Kulturdezernent Michael Townsend: „Damit stellt die Stiftung Bochumer Symphonie erneut ihre Gesamtverantwortung für dieses großartige Projekt unter Beweis.“

Im Wettbewerbsverfahren zur Architektur des Gebäudes 2012 wurden die Räume für die Unterbringung der Verwaltungsmitarbeiterinnen und –mitarbeiter der Bochumer Symphoniker im Musikzentrum noch mitgeplant. Die Realisierung hätte jedoch zur Überschreitung des Kostenrahmens geführt und ist deshalb zunächst nicht weiter verfolgt worden, da der Ratsbeschluss das Budget für die Bau- und Betriebskosten eindeutig gedeckelt hat. Konsequenzen aus der Entscheidung, das Obergeschoss des Baukörpers südlich des Konzert- und Veranstaltungssaals nicht umzusetzen, wären eine negativ veränderte „Höhen-Symmetrie“ der beiden Baukörper „Multifunktionssaal“ und „Anlieferung und Verwaltung“ sowie die Inkaufnahme eines erhöhten Aufwands in den Organisationsabläufen des Orchesters und der Verwaltung.

Mit dem aktuellen großzügigen Schenkungsangebot der Bochumer Bürgerschaft ist es nun möglich, die im Wettbewerbsentwurf enthaltenen Verwaltungsräume im Rahmen des Gesamt-Kostendeckels für die Investitions- und Betriebskosten für die Stadt Bochum zu realisieren.

Sowohl die Bezirksregierung als auch die für die Förderung des Musikzentrums zuständigen Ministerien begrüßten diese neue Entwicklung und stimmten der Umsetzung zu.

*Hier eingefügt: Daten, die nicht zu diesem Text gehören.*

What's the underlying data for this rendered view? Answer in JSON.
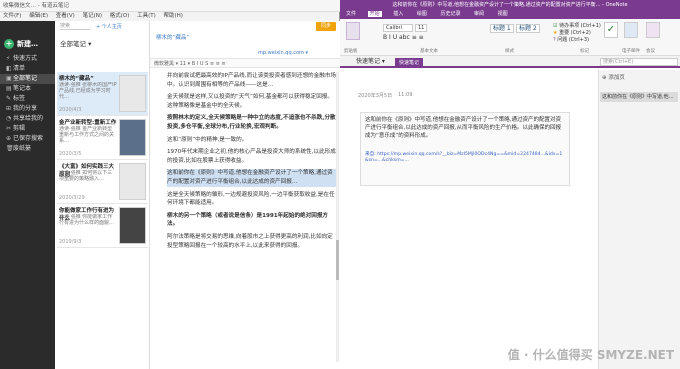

Dies gilt jedoch nur, sofern es gelingt die Realisierung so schnell wie möglich voranzubringen. Um die maximalen Preisvorteile aus einem einheitlichen Bauprozess zu erreichen, ohne die diese Erweiterung nicht finanzierbar wäre, muss die Errichtung ohne Verzug in die laufenden Bauarbeiten des Musikzentrums integriert werden. Daher soll die Entscheidung über die Annahme der Schenkung und die Realisierung der Verwaltungsräume im Wege eines Dringlichkeitsentscheids von Oberbürgermeisterin Dr. Ottilie Scholz und einem weiteren Ratsmitglied getroffen werden. Der Beschluss wird dem Rat am 25. September 2014 zur Genehmigung vorlegt.

Neben den wirtschaftlichen Effekten einer schnellen Realisierung des Verwaltungstrakts, die durch die zusätzliche Spende der Stiftung möglich wird, wird diese Baumaßnahme auch dazu führen, dass die architektonische und städtebauliche Qualität des Wettbewerbsentwurfs aus dem Jahr 2012 erhalten bleibt, wofür sich der Gestaltungsbeirat der Stadt ebenfalls eindeutig ausgesprochen hat.